Turns out, the man (oh, about 450 pounds), was driving in his car when he got a call telling him his cousin had just died. He started having chest pains, pulled over at the firestation, and they called 911.

So. I'm asking questions about his cousin. And. Guess What? YEP, his cousin was the cardiac arrest that I got my dirty needle stick from.

F-R-E-A-K-Y

Of course, I did NOT mention that I'd been the paramedic on the call.

The patient was fine – the chest pain was stress related – and he was actually a very nice guy – who kept flirting with me. By the time we got him to the hospital, he was in better spirits.

After my Friday the 13th shift, I was off for the next few days. The PEP though, was making me incredibly sick. It was like the worst hangover without the fun of drinking the night before. I ended up going to my personal doctor for nausea medication.

Then, on Wednesday, I get a phone call from Employee Health, seems VD 358 never sent in his part of the paperwork. And in the meantime, the patient's bloodwork was sent to a contracted facility in California. Because of the red tape involved since VD 358 screwed up, it took a MONTH for me to find out I was clean.

I can't begin to tell you what it's like to wonder if you have AIDS or Hepatitis, on top of taking medications that make you incredibly sick and can damage your liver, ON top of the fact that you know you work for an incompetent boss who does NOT have your safety on his mind, and who never even had the decency to apologize for screwing up. 
Two words: I'm Sorry. 
Never happened.

I quit.

So, that was my Friday the 13th. It was most unusual, and some would say unlucky.

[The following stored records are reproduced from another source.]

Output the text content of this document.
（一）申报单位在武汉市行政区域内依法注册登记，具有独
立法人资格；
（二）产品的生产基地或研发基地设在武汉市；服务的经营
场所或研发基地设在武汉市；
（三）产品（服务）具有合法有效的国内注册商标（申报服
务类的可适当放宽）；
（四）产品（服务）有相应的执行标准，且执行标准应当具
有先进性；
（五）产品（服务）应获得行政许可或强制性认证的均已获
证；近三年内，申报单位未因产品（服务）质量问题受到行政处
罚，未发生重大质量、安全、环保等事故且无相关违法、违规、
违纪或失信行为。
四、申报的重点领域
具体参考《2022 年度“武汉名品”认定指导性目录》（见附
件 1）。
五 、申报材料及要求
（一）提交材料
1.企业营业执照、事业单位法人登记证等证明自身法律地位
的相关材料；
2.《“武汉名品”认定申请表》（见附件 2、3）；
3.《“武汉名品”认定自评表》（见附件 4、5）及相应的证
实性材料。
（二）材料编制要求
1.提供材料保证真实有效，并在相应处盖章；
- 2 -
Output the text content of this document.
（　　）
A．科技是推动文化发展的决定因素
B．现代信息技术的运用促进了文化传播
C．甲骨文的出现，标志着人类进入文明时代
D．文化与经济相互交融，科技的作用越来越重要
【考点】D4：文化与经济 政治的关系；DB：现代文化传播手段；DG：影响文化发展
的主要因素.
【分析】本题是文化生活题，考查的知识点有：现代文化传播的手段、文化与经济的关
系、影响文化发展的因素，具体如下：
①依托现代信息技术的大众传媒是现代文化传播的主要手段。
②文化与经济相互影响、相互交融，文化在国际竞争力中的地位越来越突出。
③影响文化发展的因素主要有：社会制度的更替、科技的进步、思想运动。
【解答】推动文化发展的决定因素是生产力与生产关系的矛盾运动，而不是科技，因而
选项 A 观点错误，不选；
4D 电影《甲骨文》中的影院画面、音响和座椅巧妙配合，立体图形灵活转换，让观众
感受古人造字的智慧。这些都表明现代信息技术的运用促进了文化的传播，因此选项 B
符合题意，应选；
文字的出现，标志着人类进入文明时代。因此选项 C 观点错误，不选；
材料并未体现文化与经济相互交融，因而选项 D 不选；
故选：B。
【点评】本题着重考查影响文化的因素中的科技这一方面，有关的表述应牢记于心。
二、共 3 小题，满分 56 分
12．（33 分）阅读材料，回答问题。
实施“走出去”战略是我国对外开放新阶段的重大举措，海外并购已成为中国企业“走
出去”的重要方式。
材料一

But, though I do miss the people I worked with, and the challenge of being a paramedic, I learned so much about what I can put up with in this world, and working for an asshole is not one of them. I know many people that can't stand him, yet they need a paycheck, so they bite their tongues and deal. I have to wonder, if people refused to work for assholes, how many assholes would realize they need to change. I'm not asking for perfection; I'm asking for respect, treating people with kindness, putting employees first, and treating people intelligently and fairly.

But it is what it is. And without that incident, I wouldn't be where I am now, which is in a very very good place.

I'm lucky my patient was clean, I'm glad I'm no longer working for a gianormous ass, my writing career is flourishing, for the most part, I'm my own boss, and life is good.

So, I guess, in the long run, Friday the 13th is a lucky day for me.